Where Claude Haiku 4.5 shines (and why):

  • Multilingual customer support pipeline that must identify language, route to regional handlers, and generate policy-compliant replies: classification 4 vs 2 and safety 2 vs 1 favor Haiku 4.5. Its 200k context window (vs 64k) helps keep long chat history in-language.
  • Batch translation and context-aware summarization across long documents: long_context 5 vs 4 and tool_calling 5 vs 4 make Haiku 4.5 more reliable at preserving nuance across long, non-English source text. Where R1 shines (and why):
  • Cost-sensitive multilingual microservices (short prompts, many responses) where per-token cost matters: R1 input/output mtok costs 0.7/2.5 vs Haiku 1/5 reduce inference spend.
  • Creative localized marketing copy or tight-character multilingual rewrites: R1’s constrained_rewriting 4 vs 3 and creative_problem_solving 5 vs 4 give better outputs when you need inventive or highly compressed language variants.
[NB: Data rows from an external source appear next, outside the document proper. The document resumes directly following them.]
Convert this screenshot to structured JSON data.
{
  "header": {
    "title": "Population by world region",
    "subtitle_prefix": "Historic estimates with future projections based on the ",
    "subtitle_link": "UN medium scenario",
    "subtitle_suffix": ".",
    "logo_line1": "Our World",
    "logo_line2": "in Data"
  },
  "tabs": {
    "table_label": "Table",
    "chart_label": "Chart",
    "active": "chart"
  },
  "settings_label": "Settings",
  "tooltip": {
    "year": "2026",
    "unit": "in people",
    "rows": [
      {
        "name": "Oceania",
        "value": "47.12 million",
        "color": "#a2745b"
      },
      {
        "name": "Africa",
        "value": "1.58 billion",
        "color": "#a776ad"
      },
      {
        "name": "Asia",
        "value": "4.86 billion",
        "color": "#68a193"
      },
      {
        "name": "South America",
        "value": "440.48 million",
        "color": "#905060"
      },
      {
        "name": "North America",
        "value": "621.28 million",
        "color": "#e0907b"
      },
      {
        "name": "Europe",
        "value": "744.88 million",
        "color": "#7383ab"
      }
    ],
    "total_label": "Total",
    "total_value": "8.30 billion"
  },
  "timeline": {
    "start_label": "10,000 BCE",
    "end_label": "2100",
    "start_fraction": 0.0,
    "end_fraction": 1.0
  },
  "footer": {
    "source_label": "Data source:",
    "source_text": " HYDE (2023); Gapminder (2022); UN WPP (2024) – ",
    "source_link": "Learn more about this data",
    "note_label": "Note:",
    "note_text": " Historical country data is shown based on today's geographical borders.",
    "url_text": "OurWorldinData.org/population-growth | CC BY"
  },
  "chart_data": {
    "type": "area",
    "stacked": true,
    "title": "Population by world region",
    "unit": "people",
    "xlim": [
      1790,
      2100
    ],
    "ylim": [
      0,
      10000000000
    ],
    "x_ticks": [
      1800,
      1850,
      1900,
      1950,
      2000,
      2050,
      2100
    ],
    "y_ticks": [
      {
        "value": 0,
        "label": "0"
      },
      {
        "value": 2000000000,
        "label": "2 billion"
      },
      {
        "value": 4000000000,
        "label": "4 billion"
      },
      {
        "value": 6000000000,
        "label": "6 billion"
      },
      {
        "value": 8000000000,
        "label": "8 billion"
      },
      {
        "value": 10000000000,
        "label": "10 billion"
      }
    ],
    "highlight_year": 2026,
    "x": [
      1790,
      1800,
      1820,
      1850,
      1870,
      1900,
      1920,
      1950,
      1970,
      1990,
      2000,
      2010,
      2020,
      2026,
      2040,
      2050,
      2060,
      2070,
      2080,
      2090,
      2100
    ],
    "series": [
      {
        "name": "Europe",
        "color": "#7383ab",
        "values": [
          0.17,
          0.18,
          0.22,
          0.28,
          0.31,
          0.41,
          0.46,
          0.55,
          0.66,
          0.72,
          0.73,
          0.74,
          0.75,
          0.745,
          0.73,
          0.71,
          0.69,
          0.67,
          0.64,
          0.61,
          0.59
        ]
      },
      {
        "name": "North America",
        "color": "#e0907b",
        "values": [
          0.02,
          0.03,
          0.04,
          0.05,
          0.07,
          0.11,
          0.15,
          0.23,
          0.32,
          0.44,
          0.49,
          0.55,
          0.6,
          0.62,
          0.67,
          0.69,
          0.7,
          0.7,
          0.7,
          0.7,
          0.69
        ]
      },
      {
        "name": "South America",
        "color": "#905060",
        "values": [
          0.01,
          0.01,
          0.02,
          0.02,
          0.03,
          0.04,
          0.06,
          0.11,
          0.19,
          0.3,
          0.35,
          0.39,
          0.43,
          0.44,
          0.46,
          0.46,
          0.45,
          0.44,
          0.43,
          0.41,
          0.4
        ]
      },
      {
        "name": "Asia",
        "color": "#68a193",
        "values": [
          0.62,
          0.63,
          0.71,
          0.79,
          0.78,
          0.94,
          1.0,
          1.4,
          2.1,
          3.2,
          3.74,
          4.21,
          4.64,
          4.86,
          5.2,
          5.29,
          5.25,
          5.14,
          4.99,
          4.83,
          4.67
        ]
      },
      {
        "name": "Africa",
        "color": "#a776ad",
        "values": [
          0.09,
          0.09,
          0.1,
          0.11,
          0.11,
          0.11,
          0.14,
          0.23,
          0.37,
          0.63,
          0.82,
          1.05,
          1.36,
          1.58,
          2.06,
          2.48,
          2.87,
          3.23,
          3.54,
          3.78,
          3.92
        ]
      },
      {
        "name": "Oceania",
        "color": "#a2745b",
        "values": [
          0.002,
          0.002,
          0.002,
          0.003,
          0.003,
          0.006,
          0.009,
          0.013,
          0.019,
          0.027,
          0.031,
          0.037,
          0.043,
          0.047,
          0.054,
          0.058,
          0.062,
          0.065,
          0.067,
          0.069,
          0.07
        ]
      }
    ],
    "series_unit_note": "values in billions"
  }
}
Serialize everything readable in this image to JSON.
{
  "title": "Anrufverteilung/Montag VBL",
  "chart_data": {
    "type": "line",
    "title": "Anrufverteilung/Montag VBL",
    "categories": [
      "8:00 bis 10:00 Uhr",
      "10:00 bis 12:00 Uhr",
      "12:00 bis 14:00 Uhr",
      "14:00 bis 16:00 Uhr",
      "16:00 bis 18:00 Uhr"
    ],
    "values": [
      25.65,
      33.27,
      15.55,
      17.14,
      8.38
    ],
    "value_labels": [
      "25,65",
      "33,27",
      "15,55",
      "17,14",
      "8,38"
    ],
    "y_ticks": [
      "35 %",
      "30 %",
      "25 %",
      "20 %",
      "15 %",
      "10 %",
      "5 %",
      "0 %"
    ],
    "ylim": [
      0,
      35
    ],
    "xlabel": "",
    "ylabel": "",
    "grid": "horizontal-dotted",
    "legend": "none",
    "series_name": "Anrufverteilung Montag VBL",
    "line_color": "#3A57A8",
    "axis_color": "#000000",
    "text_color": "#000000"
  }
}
Concrete score references: multilingual = 5/5 for both (taskScoreA/taskScoreB). Classification: Claude Haiku 4.5 = 4, R1 = 2. Long_context: Haiku 5 vs R1 4. Tool_calling: Haiku 5 vs R1 4. Constrained_rewriting: Haiku 3 vs R1 4. Creative_problem_solving: Haiku 4 vs R1 5. Input/output costs: Haiku 1/5 vs R1 0.7/2.5 (per-mtok).

Bottom Line

For Multilingual, choose Claude Haiku 4.5 if you need robust, production-grade non-English output with dependable classification, long-context handling, stronger tool integration and safer refusals. Choose R1 if you need lower per-token cost, stronger constrained rewriting or creative localized copy, and can accept a smaller context window.

How We Test

We test every model against our 12-benchmark suite covering tool calling, agentic planning, creative problem solving, safety calibration, and more. Each test is scored 1–5 by an LLM judge. Read our full methodology.